Dabei gäbe es so viel, worüber es sich zu reden lohnte. Daran hindert nicht der Overflow allgemein, sondern dieses hier, das ich neulich im Blog von Franziska Bluhm fand und mich als eine, die gerne Positionen außerhalb des Mainstreams annimmt, ausschließt:

Wir leben nicht divers, sondern umgeben uns immer mehr mit den gleichen Meinungen. Das fängt bei den Twitterblasen jedes Einzelnen an, bei den Facebookblasen. Andersdenkende werden (zu recht und zu unrecht) ausgeschlossen. Dies soll kein Plädoyer dafür sein, sich auf all die Hasskommentare da draußen einzulassen. Aber sich abzuwenden und auf gar keine Diskussion einzulassen? Diskussionen – auch moderiert – nicht mehr zuzulassen? Natürlich kann ich nachvollziehen, dass dabei auch monetäre Gründe eine Rolle spielen. Aber Fakt ist: Kommentarspalten werden geschlossen, “Andersdenkende” werden bei vielen Nachrichtenseiten ausgeschlossen. Wichtige Diskussionen werden woanders geführt, in Räumen, auf die sich die meisten nicht einlassen. Aus den unterschiedlichsten Gründen, aber auch weil es mühsam ist und weh tun kann. Nicht nur in der Medienlandschaft verebbt der Diskurs.

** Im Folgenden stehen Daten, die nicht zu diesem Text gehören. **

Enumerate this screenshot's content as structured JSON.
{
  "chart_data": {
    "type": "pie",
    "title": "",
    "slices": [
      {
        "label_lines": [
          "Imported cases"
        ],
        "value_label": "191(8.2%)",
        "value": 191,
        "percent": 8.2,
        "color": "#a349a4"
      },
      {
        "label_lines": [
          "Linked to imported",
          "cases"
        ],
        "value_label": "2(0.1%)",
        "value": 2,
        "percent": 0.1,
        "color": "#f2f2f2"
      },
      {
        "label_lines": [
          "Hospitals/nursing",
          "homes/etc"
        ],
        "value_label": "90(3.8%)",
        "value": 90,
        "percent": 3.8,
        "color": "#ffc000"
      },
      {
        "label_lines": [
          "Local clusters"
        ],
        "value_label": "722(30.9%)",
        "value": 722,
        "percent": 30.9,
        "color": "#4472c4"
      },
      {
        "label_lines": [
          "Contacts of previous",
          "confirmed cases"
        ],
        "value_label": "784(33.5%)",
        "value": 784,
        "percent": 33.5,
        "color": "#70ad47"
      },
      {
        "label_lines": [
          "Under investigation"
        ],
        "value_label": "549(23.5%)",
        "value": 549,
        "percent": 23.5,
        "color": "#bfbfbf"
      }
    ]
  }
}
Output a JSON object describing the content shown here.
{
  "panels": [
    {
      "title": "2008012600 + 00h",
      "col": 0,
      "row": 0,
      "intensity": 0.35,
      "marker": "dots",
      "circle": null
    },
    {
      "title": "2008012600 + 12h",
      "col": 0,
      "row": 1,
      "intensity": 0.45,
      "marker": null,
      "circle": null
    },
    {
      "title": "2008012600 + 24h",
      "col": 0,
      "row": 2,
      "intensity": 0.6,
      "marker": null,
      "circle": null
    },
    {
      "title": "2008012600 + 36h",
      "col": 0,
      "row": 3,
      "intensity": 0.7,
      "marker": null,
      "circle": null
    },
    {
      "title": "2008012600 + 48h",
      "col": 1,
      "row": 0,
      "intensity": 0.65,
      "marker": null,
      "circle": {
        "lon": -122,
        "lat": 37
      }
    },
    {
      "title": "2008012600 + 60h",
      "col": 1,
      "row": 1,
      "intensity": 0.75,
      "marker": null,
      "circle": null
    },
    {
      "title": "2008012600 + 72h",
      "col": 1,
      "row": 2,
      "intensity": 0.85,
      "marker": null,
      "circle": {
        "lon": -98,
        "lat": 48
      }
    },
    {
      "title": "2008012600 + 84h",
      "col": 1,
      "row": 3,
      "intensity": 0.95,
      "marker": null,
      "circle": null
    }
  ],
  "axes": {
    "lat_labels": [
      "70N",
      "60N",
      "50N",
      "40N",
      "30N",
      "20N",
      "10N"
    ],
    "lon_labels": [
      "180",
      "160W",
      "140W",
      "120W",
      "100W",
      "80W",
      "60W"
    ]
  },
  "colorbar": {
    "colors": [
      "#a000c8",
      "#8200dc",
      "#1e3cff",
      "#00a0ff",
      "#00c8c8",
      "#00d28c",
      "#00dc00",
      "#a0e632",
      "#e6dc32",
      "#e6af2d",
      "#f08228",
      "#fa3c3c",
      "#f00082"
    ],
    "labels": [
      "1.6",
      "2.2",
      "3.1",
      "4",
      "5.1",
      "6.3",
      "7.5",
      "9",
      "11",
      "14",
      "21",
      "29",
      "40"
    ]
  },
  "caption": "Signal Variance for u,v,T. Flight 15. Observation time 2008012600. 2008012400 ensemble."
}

Genau so sieht es aus. Wenn es schwierig wird, weil die Meinung anderer von der eigenen abweicht, wird im besten Fall beschimpft, aber eher doch ignoriert oder eben geblockt. Ich habe das ein paar Mal erlebt, und irgendwann ist dann der Punkt erreicht, da ich sage: Wisst Ihr was, macht, was Ihr wollt. Irgendwann interessiert es mich dann auch nicht mehr. Es sind ja nur noch Wenige, die wirklich wissen wollen, wie man bestimmte Sachverhalte noch sehen oder bewerten kann. Es zählt nur die eigene Meinung bzw. andere, wenn sie der eigenen weitestgehend entsprechen. Das ist bei Familienthemen nicht anders als beim Fußball (hier vor allem: HSV) oder der großen Politik. Wir sind angekommen in einer Schwarz-Weiß- (ersatzweise Recht-Links-) Welt, während ich mich doch eher  in den Grautönen sehe.